NICE estimates that under this new recommendation, on average, for every 1,000 people with a risk of 5 per cent over the next 10 years who take a statin, about 20 people will not get heart disease or have a stroke because they take a statin.

This figure doubles to 40 for people with a risk of 10 per cent, and for people with a risk of 20 per cent NICE estimates that, on average, around 70 people would not get heart disease or have a stroke in the next 10 years. 

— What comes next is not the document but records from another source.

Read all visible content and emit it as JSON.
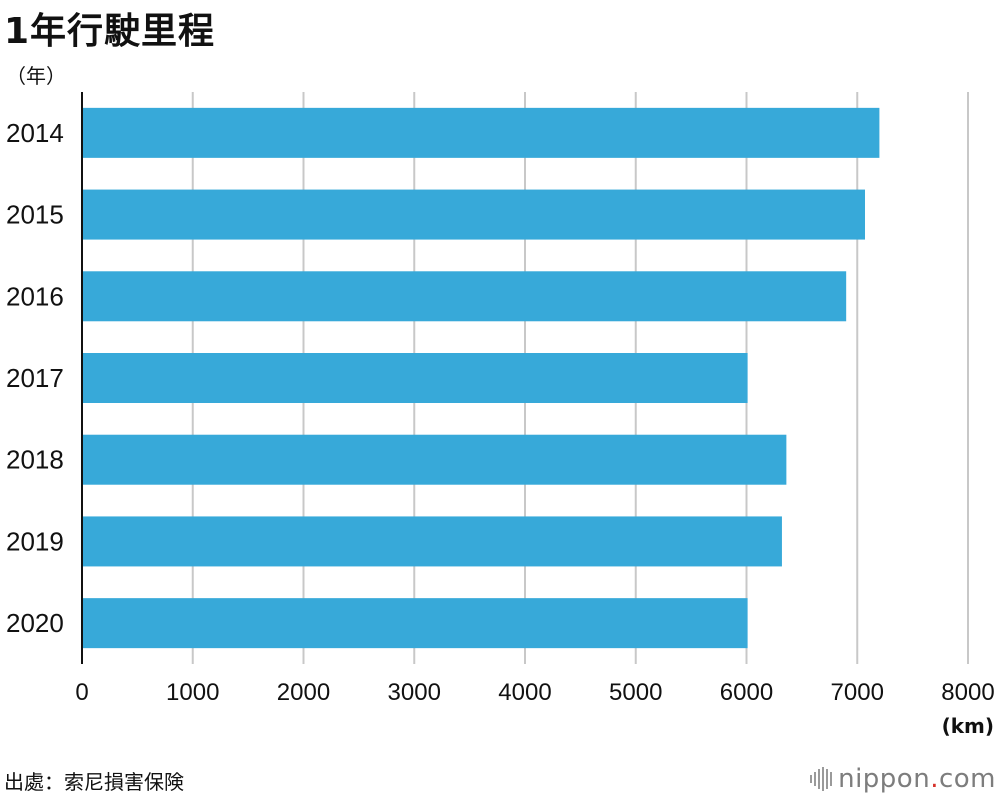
{
  "title": "1年行駛里程",
  "y_unit": "（年）",
  "x_unit": "(km)",
  "source": "出處：索尼損害保険",
  "logo": {
    "name": "nippon",
    "dot": ".",
    "tld": "com"
  },
  "colors": {
    "bar": "#37a9d9",
    "grid": "#c8c8c8",
    "axis": "#111111"
  },
  "chart_data": {
    "type": "bar",
    "orientation": "horizontal",
    "categories": [
      "2014",
      "2015",
      "2016",
      "2017",
      "2018",
      "2019",
      "2020"
    ],
    "values": [
      7200,
      7070,
      6900,
      6010,
      6360,
      6320,
      6010
    ],
    "xlim": [
      0,
      8000
    ],
    "xticks": [
      "0",
      "1000",
      "2000",
      "3000",
      "4000",
      "5000",
      "6000",
      "7000",
      "8000"
    ],
    "grid": true
  }
}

However, the committee agreed that focusing on increasing uptake among people with the highest risk of CVD events would have more impact. For this reason, the draft guidance says that, while people at lower risk can be considered for statin therapy, people at a higher risk should continue to be offered statins.

Appropriate choice

Paul Chrisp, director of the Centre for Guidelines at NICE, said: “The evidence is clear, in our view, that for people with a risk of 10 per cent or less over 10 years, statins are an appropriate choice to reduce that risk.

“We are not advocating that statins are used alone. The draft guideline continues to say that it is only if lifestyle changes on their own are not sufficient, and that other risk factors such as hypertension are also managed, that people who are still at risk can be offered the opportunity to use a statin, if they want to."